Of course by then I knew what she was, or I thought I did. Connor had written to me, and told me of his previous encounters with her, and of what she was. A vampiress, a huntress, an agent of House Darkspire of the vampires, or so we all believed then. There were strange things about her, though. She could walk in the light. She didn't seem to need to feed as the rest of her kind did. She was a mystery, and as much as she tormented me, her enigmatic nature also drove me mad. She offered me powerful gifts as temptation ... knowledge, power, increases in my own abilities with magic, an apprenticeship with her ... immortality. The offers were meant to be seductive and tempting, and they were, but what I wanted most of all was to know what she had planned for me and why she had chosen me.

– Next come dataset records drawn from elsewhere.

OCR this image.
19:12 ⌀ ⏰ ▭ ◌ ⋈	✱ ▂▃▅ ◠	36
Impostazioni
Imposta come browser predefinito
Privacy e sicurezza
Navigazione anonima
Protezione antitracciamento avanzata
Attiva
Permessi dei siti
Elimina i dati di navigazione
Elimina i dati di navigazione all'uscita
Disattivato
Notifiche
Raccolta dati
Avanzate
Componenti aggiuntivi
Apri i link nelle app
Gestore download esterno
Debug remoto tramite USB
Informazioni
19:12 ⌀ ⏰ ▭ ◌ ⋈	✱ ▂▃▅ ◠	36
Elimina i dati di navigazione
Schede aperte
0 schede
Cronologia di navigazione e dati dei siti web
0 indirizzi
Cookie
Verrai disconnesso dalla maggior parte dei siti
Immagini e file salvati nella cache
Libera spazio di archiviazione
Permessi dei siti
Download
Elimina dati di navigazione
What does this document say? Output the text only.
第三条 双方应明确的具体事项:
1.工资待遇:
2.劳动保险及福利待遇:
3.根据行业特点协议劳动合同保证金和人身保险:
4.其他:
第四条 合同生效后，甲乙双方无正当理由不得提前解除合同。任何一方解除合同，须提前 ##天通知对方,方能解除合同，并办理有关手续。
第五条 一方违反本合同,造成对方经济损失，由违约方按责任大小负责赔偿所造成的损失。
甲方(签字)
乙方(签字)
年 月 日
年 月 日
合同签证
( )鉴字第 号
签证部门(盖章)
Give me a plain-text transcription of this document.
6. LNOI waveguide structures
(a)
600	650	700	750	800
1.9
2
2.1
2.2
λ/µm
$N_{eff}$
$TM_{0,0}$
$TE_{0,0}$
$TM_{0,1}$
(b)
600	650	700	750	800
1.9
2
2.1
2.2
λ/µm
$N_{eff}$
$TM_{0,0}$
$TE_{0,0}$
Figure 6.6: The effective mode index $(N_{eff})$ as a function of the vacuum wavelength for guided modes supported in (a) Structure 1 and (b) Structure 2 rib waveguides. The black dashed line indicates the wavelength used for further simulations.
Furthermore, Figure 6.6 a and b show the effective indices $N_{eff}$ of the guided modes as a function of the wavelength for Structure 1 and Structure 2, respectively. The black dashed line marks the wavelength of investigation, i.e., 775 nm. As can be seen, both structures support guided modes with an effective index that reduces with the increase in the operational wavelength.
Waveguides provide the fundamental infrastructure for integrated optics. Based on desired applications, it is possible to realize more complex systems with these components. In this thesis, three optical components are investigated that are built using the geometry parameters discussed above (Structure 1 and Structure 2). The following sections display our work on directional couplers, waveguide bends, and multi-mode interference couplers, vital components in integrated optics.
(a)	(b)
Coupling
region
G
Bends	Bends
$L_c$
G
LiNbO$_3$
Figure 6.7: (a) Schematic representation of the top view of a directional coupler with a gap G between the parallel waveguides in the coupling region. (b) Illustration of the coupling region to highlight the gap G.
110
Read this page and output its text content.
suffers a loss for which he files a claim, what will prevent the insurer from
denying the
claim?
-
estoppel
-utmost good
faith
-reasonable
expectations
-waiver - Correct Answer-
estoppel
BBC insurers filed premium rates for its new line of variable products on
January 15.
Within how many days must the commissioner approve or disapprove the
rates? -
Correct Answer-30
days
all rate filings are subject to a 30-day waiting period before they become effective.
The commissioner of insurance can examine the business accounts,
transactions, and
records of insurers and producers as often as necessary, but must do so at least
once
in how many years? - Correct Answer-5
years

Eventually, the story came out, in bits and pieces. The two vampires that had turned her had conspired to release a demon known as La'Forran, a powerful necromancer. La'Forran had been tied to the Corathite church but such was his evil and his danger and his utter unpredictability that even the Corathites were unable to control him and cast him out, lest he destroy them. They never intended to turn him over to the Aeridinites, but it was an inadvertent consequence of their actions. Three clerics of Aeridin slayed the demon, and his ashes were divided and contained within three urns which were kept separate and hidden away lest anyone ever try to raise him.

By the time I met Laa'ra, two of the urns had been recovered and she was searching for the third. It was frustratingly hard to find, but there was a group who had information on it. A group on which she wanted revenge, too, for killing her "sisters", the other two vampires.


She pauses to retrieve some more fruit, offering a piece to him. She doesn't smile or even seem to notice when he takes it though, so caught up is she in her thoughts and the narrative.

Strange to think, is it not, that we may come to love our own bondage? We may grow so accustomed to our chains and our captors that given enough time we actually feel affection for them. Or perhaps Laa'ra was merely so angry and lost in the darkness that any bloodlust was too tempting to resist. She took up the mantle of her so-called sisters after they were slain by this group and sought the third urn, and swore vengeance against the group known as the Council. And she made me her instrument.

Jaelle rolls over and stares up at the ceiling, her eyes distant and her expression pensive.

Did I have a choice? Oh yes, we always have choices. But every time she appeared and I did not do as she said, people died around me. Friends, companions, lovers. She set me the task of either retrieving the urn or at the least tracking down the names of the Council members responsible for the deaths of the other vampires. And that is where your uncle enters this story, my dear.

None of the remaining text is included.